Solution using a generalized suffix array is more complicated, but uses less space and may also be faster. The suffix array itself may be constructed in linear time, again assuming an integer alphabet. The longest common prefix array (LCP array) can also be constructed in linear time. Observe that if s_1, s_2, ..., s_k are consecutive suffixes in the suffix array, then the lengths of the longest common prefixes of the pairs (s_1, s_2), (s_2, s_3), ..., (s_{k-1},s_k) are consecutive entries in the LCP array and the minimum value in this range is the length of the LCP of all s_1, ..., s_k taken together. Observe further that to each common substring there corresponds such a set of suffixes containing at least one suffix from each input string, and the common substring is a common prefix of all the selected suffixes. (In particular, as a substring is always a prefix of a suffix, there must be a suffix from each input string which has the common substring as a prefix. Choose one such suffix from each input string; then take for the s_i's these suffixes and all the ones between them.)

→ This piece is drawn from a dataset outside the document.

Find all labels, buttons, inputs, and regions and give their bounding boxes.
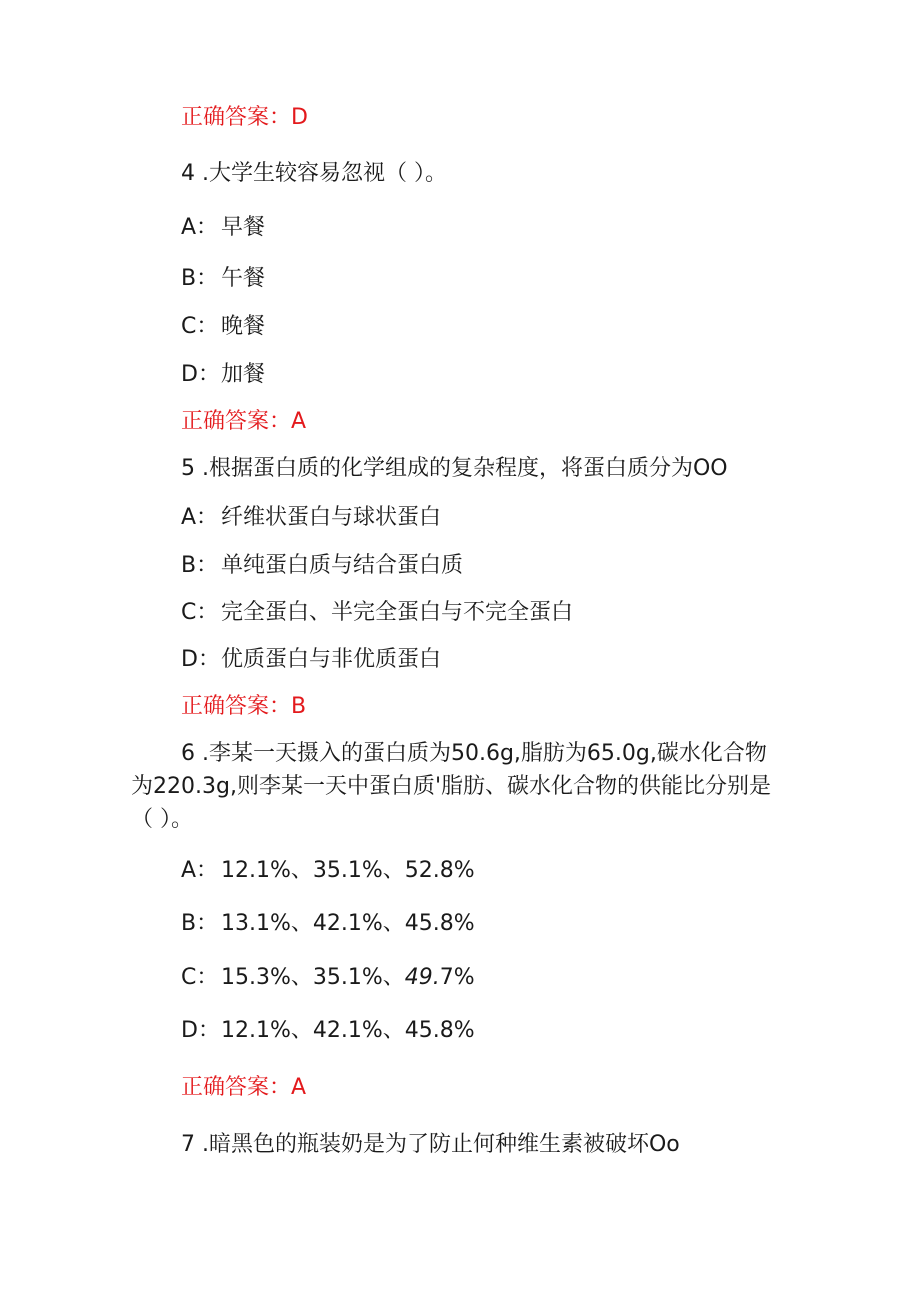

Now, move a sliding window from left to right through the suffix array; the left edge should merely iterate from left to right, and the right edge should always move just far right enough to ensure that the window contains at least one suffix from each input string. (Observe that the right edge does, indeed, always stay stationary or move to the right; it never moves to the left.) The sliding window in the suffix array corresponds to a sliding window in the LCP array. For each position of the window in the LCP array let us find the minimum value of the LCP; this is then the length of the longest common prefix of the strings currently in the window in the suffix array. The maximum of these minimum values gives the LCS, since each window is only as large as it has to be to include all strings (and expanding a window can never increase the LCP length). This sliding range minimum query can be solved in linear time using a deque.